Jackson also despised the Second Bank of the United States, which he considered a tool of the rich to oppress the
poor. He vetoed in the summer of 1832 a measure to recharter the Bank, whose charter was to expire in 1836.
Senator Henry Clay of Kentucky, Jackson's archenemy, sought unsuccessfully to override the veto.
The issues of nullification and re-chartering of the Second Bank permeated the presidential election of 1832.
Jackson was as popular as ever at this time, and soundly defeated Clay and his National Republican opposition
party.
Second Term as President
The election of 1832 was not long past when Jackson faced the climax of the nullification crisis. South Carolina's
legislature voted to nullify federal tariff laws, and began planning to secede from the Union. The legislature
declared that the state would secede if the federal government attempted to collect tariff revenues after February
1, 1833. Vice President John C. Calhoun resigned from the vice presidency to become U.S. Senator from South
Carolina and support nullification in Congress.
Jackson quickly responded to the threat, issuing in December 1832 a Proclamation on Nullification which called
the state's action treasonous. The president threatened to send federal troops to the port of Charleston, South
Carolina, in order to enforce the tariff.
The crisis ended due to the negotiations of Calhoun and Clay, who realized that Jackson was not bluffing about
sending in troops. Congress passed a compromise tariff, and the South Carolina state convention repealed the
nullification ordinance.
The Second Bank of the United States-which Jackson called "the Monster"-was the president's next target.
Jackson removed federal funds from the Bank and placed them in so-called "pet banks," which were controlled
mostly by pro-Democratic bankers. The Senate, led by Henry Clay, censured Jackson in 1834 because of this
policy. They charged him with conduct both dictatorial and unconstitutional. Jackson and his allies worked to
have this censure physically removed from the official record, finally succeeding in January 1837.
In 1834 Jackson's opponents across the political spectrum began to come together following the Bank crisis,
calling themselves the "Whig" Party. They were a coalition of National Republicans, Antimasons and unhappy
Democrats. This party was opposed to Jackson's Democrat Party, which considered itself the party of the
"common people." The Whigs were generally conservative members of the middle-class.

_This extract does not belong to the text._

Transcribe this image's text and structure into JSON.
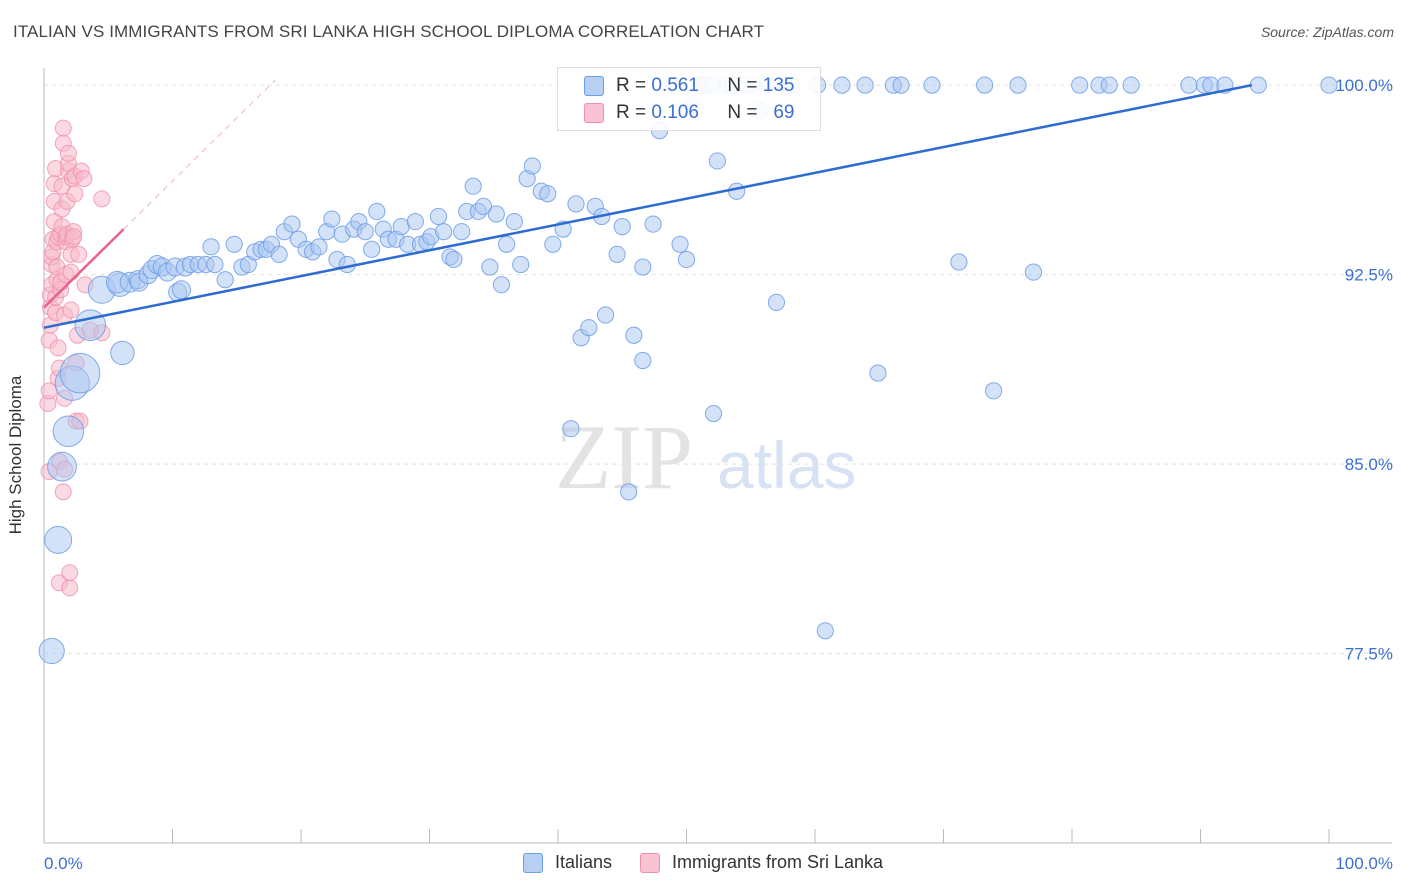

Despite his hate for the Bank of the United States, Jackson supported sound money, that is money backed up by
gold and silver reserves. On July 11, 1836, the Treasury Department published the "Specie Circular," which
ordered that only gold and silver were acceptable currency for the purchase of federal lands. Jackson intended
this in order to curb land speculation caused by the large amount of paper money in circulation.

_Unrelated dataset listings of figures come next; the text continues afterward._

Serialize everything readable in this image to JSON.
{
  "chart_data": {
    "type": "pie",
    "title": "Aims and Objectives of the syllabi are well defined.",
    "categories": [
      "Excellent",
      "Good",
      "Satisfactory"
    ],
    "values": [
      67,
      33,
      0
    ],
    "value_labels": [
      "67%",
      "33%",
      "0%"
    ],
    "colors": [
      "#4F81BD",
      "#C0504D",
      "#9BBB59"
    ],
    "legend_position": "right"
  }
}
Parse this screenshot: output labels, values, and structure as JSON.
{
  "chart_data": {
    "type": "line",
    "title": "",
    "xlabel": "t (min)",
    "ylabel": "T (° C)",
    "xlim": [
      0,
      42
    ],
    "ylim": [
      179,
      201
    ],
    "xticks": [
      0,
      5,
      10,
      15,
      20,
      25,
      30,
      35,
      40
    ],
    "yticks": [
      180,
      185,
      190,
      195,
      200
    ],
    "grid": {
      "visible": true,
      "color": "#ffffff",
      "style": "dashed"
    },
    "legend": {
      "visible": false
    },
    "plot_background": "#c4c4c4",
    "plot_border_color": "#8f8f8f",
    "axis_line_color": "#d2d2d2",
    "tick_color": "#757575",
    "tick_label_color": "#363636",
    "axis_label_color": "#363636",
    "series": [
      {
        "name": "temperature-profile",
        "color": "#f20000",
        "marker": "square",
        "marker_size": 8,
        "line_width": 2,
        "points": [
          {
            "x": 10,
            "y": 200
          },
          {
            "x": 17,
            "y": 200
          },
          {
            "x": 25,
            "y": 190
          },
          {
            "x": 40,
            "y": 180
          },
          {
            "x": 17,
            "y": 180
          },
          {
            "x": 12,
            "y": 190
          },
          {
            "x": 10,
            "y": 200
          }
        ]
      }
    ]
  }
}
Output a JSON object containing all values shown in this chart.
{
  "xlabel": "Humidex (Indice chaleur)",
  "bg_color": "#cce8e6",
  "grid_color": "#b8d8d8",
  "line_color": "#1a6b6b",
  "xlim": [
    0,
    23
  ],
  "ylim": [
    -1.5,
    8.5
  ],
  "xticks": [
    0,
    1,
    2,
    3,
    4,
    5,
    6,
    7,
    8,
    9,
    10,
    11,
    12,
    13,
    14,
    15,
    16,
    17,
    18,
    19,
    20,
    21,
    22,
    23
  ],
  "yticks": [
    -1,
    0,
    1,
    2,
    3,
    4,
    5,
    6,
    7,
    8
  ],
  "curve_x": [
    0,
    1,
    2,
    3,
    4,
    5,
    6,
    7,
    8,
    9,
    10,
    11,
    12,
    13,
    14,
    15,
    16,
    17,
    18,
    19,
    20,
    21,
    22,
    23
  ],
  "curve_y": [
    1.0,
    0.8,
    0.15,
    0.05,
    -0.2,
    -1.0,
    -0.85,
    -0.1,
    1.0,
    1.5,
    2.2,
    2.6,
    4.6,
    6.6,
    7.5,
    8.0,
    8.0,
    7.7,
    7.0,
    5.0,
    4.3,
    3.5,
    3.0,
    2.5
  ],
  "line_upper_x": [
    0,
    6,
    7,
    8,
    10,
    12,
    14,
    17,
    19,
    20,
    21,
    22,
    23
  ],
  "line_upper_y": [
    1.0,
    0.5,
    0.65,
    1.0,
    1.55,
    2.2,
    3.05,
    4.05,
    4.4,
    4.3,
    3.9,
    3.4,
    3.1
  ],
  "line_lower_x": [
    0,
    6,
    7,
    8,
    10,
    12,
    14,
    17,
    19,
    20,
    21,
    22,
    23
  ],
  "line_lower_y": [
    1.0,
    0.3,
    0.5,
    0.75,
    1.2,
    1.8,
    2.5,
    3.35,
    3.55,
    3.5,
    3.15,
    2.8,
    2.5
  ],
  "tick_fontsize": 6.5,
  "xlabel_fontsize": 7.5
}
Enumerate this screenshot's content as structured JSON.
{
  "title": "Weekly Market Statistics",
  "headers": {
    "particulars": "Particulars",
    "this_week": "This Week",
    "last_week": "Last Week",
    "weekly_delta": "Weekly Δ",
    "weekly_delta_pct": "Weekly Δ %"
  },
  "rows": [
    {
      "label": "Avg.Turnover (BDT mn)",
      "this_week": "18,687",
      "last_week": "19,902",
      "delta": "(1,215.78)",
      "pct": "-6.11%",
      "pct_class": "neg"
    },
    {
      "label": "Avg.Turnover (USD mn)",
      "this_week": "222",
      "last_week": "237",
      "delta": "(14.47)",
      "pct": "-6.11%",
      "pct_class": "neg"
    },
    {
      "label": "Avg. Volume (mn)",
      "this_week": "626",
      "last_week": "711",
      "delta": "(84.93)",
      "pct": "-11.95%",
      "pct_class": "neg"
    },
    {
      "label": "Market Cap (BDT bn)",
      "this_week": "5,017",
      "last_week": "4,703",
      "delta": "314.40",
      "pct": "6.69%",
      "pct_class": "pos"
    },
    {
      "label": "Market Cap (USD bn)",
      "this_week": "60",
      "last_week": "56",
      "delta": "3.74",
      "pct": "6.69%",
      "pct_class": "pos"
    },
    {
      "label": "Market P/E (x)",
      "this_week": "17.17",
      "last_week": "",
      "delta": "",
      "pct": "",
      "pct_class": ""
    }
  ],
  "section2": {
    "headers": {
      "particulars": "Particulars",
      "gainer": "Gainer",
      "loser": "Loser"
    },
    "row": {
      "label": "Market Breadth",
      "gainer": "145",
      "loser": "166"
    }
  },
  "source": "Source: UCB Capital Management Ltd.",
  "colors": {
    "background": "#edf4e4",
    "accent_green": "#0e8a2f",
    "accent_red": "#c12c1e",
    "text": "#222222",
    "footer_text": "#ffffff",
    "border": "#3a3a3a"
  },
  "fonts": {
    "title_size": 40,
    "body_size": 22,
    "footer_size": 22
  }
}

One of the very last events of Jackson's presidency was his recognition of Texas' independence from Mexico. Sam
Houston, Jackson's old friend and commander in chief of the Texan armies, defeated the Mexicans on April 21,
1836, at the Battle of San Jacinto. Mexican commander, Santa Anna was captured at the battle. The Texas
revolution was a success, and Jackson recognized Texan independence in 1837, on the last day of his presidency.
Last Years
Jackson spent his remaining eight years in retirement at the Hermitage, still a major figure in Democratic politics.

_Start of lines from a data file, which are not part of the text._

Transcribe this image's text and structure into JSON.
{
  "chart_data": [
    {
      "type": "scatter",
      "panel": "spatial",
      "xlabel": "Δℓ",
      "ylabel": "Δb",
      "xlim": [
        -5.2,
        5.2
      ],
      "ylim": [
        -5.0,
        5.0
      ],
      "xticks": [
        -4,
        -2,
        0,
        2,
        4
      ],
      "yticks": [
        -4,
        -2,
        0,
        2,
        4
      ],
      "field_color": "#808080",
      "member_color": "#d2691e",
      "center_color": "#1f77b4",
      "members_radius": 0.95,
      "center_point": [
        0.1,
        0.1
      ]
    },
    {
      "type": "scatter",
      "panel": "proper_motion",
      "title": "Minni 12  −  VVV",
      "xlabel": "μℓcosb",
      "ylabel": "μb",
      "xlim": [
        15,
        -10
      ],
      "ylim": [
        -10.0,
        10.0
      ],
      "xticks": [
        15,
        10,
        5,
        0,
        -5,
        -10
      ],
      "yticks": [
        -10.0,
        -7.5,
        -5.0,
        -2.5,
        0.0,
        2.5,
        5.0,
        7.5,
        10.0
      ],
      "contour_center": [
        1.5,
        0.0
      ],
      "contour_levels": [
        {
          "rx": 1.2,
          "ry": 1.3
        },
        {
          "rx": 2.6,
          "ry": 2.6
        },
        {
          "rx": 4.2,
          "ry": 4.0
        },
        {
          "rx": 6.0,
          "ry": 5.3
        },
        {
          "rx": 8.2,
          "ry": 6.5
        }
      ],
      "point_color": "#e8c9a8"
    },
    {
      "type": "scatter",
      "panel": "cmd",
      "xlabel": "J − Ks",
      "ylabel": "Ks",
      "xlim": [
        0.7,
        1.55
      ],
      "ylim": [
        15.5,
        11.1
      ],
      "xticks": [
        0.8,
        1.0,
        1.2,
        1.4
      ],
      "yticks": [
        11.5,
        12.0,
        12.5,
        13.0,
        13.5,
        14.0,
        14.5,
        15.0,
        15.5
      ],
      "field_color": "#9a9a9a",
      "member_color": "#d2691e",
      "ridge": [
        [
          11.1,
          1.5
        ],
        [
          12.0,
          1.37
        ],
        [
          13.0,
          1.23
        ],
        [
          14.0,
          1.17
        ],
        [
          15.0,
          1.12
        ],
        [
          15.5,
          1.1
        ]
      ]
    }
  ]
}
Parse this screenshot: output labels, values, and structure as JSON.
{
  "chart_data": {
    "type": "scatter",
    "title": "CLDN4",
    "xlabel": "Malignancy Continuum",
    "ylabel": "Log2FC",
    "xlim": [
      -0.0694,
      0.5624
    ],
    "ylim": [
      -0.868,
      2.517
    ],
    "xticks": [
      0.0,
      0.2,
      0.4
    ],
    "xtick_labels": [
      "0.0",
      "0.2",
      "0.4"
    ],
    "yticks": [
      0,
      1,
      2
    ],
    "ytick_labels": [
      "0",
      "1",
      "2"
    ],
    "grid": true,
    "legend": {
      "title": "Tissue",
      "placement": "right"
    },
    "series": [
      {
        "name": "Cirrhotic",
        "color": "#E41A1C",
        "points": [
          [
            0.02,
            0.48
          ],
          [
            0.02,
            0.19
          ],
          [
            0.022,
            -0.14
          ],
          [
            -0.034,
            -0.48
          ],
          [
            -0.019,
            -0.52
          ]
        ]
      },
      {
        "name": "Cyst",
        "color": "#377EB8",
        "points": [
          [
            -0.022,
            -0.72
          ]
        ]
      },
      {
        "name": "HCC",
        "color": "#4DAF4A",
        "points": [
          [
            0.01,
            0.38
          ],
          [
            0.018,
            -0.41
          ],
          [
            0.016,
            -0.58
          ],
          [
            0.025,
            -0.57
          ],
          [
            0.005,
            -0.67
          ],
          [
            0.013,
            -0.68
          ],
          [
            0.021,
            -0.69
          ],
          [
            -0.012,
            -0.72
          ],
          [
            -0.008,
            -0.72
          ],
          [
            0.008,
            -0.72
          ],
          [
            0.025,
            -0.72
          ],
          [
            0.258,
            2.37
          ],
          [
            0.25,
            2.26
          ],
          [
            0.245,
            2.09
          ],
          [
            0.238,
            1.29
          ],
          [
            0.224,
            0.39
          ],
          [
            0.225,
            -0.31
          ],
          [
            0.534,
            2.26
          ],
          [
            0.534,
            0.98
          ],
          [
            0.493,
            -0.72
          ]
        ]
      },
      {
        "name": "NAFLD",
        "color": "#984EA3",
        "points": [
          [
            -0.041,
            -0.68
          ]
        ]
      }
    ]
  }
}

He helped his former Vice President Martin Van Buren win first the Democratic presidential nomination and then
the presidency in 1836, and in 1840 campaigned for President Van Buren in "Old Kinderhook"'s unsuccessful bid
for reelection. The aging ex-president also supported Texas' annexation by the United States, negotiating
secretly with Sam Houston to achieve this goal. When Jackson learned that President Van Buren had come out
against annexation, he threw his support to his friend James K. Polk, who won the 1844 Democratic nomination
and then the U.S. presidency.
Jackson's personal life was tormented by ill health in his last years, made worse by the bullet wounds he had
received over his life. He died at the Hermitage on June 8, 1845, at the age of 78.